Thank you so much for writing this. First, I want to say I'm deeply saddened by how the Iranian people have suffered, ashamed of what the United States has done in Iran especially these past months, and wish for the fall of the Islamic Republic so that Iranians can have the chance to pursue their own democratic aspirations.

I also want to point you to a piece our Substack published shortly before the US attacked Iran this year: https://theilliberaltimes.substack.com/p/erosion-recognition-lag

It explains a concept we call Erosion Recognition Lag--which is delayed realization about authoritarian changes in US governance, particularly by international democracy aspirants who would have historically looked to the US as a beacon of freedom. It forecasts likely tragic consequences for continuing to look to this US government for democratic solidarity. I think it may help answer the question you've posed: How is it possible that the world's strongest military power failed to topple a decapitated regime that does not even have support from its own people?

No small part of the answer to why the US has behaved this way toward people who only want freedom is, sadly, that this is not the same United States as the one we grew up admiring. In the time you've been here, scholars have documented how the US has undergone significant democratic erosion. And over the past year and a half especially, that has looked increasingly like authoritarian consolidation. Literally as Iranians were calling for US government intervention, masked US security forces were killing American protesters in the streets of Minneapolis. This same government captured Maduro but left his murderous regime in place in Venezuela in order to extract oil. These are not the actions of a democracy trying to spread freedom. Rather, they are indicative of an authoritarian-leaning government pursuing power and extraction, at home and abroad.

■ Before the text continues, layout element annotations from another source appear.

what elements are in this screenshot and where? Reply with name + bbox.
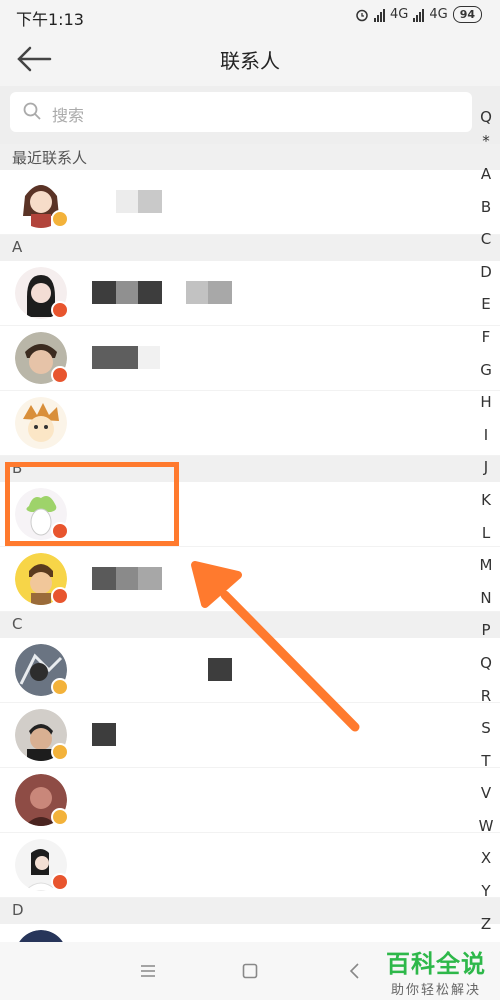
verified-badge-icon: [51, 873, 69, 891]
alphabet-letter[interactable]: I: [472, 419, 500, 452]
alphabet-letter[interactable]: N: [472, 582, 500, 615]
verified-badge-icon: [51, 366, 69, 384]
contact-row[interactable]: [0, 261, 500, 326]
contact-row[interactable]: [0, 638, 500, 703]
home-icon[interactable]: [242, 963, 258, 979]
signal-icon: [373, 8, 385, 22]
alphabet-letter[interactable]: A: [472, 158, 500, 191]
verified-badge-icon: [51, 210, 69, 228]
watermark: 百科全说 助你轻松解决: [386, 944, 486, 998]
verified-badge-icon: [51, 808, 69, 826]
avatar: [15, 553, 69, 605]
alphabet-letter[interactable]: Q: [472, 110, 500, 134]
avatar: [15, 839, 69, 892]
alphabet-letter[interactable]: Z: [472, 908, 500, 941]
contact-row[interactable]: [0, 170, 500, 235]
alphabet-letter[interactable]: R: [472, 680, 500, 713]
watermark-subtitle: 助你轻松解决: [390, 983, 481, 998]
avatar: [15, 332, 69, 384]
system-nav-bar: 百科全说 助你轻松解决: [0, 942, 500, 1000]
alphabet-letter[interactable]: C: [472, 223, 500, 256]
verified-badge-icon: [51, 743, 69, 761]
alphabet-letter[interactable]: J: [472, 451, 500, 484]
search-input[interactable]: 搜索: [10, 92, 472, 132]
page-title: 联系人: [220, 49, 280, 73]
status-time: 下午1:13: [16, 10, 84, 29]
alphabet-letter[interactable]: G: [472, 354, 500, 387]
avatar: [15, 644, 69, 696]
alphabet-letter[interactable]: F: [472, 321, 500, 354]
alphabet-letter[interactable]: S: [472, 712, 500, 745]
nav-bar: 联系人: [0, 32, 500, 86]
back-icon[interactable]: [348, 963, 360, 979]
section-header-a: A: [0, 235, 500, 261]
alphabet-letter[interactable]: Q: [472, 647, 500, 680]
avatar: [15, 709, 69, 761]
alphabet-letter[interactable]: P: [472, 614, 500, 647]
contact-row[interactable]: [0, 703, 500, 768]
alphabet-letter[interactable]: B: [472, 191, 500, 224]
watermark-title: 百科全说: [386, 950, 486, 978]
network-label-1: 4G: [389, 7, 409, 22]
status-icons: 4G 4G 94: [355, 6, 482, 23]
contact-row[interactable]: [0, 547, 500, 612]
alphabet-letter[interactable]: X: [472, 842, 500, 875]
section-header-c: C: [0, 612, 500, 638]
avatar: [15, 397, 67, 449]
contact-row[interactable]: [0, 833, 500, 898]
avatar: [15, 267, 69, 319]
alphabet-letter[interactable]: H: [472, 386, 500, 419]
alphabet-letter[interactable]: D: [472, 256, 500, 289]
search-placeholder: 搜索: [52, 106, 85, 125]
verified-badge-icon: [51, 587, 69, 605]
avatar: [15, 176, 69, 228]
verified-badge-icon: [51, 678, 69, 696]
alphabet-letter[interactable]: V: [472, 777, 500, 810]
avatar: [15, 774, 69, 826]
alphabet-letter[interactable]: *: [472, 134, 500, 158]
alphabet-letter[interactable]: T: [472, 745, 500, 778]
status-bar: 下午1:13 4G 4G 94: [0, 0, 500, 32]
alphabet-letter[interactable]: L: [472, 517, 500, 550]
network-label-2: 4G: [429, 7, 448, 22]
section-header-d: D: [0, 898, 500, 924]
section-header-recent: 最近联系人: [0, 144, 500, 170]
highlight-box: [5, 462, 179, 546]
contact-row[interactable]: [0, 326, 500, 391]
contact-list[interactable]: 最近联系人 A B C D: [0, 144, 500, 965]
search-area: 搜索: [0, 86, 500, 144]
menu-icon[interactable]: [140, 964, 156, 978]
alphabet-index[interactable]: Q * A B C D E F G H I J K L M N P Q R S …: [472, 110, 500, 940]
alphabet-letter[interactable]: W: [472, 810, 500, 843]
alphabet-letter[interactable]: M: [472, 549, 500, 582]
contact-row[interactable]: [0, 391, 500, 456]
battery-indicator: 94: [452, 6, 482, 23]
contact-row[interactable]: [0, 768, 500, 833]
signal-icon: [413, 8, 425, 22]
alphabet-letter[interactable]: E: [472, 288, 500, 321]
alphabet-letter[interactable]: K: [472, 484, 500, 517]
alphabet-letter[interactable]: Y: [472, 875, 500, 908]
alarm-icon: [356, 9, 368, 21]
verified-badge-icon: [51, 301, 69, 319]
search-icon: [23, 102, 41, 120]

You also asked about public opinion in America. The truth is that many Americans (though still not enough) can clearly see their own democratic system slipping away and are fighting back hard here. That means that among the Americans most sympathetic to the plight of Iranians, their attention is almost by necessity focused on pushing back against an authoritarian movement at home. Perhaps more can and should be done to coordinate between freedom-seeking Iranians and freedom-defending Americans. But that would be on a people to people basis, not with an autocratizing US government.

Of course, the US is still vastly more free than Iran, and I understand how meaningful it is that this is your favorite country and that you undertook a perilous journey to reach freedom here. But the current US government is no true friend to free or freedom-seeking people anywhere in the world. I suspect that is at the heart of some of the sorrow I sense in your piece, even if unnamed.

I wish you and your loved ones, in Iran and everywhere, peace, safety, and freedom. Just sadly at this moment it may have to come in spite of, not with the support of, the US government.

Apoorvaa S Raghavan's avatar

I’m so sorry for what your friends and loved ones are living through. This was hard to read, but necessary.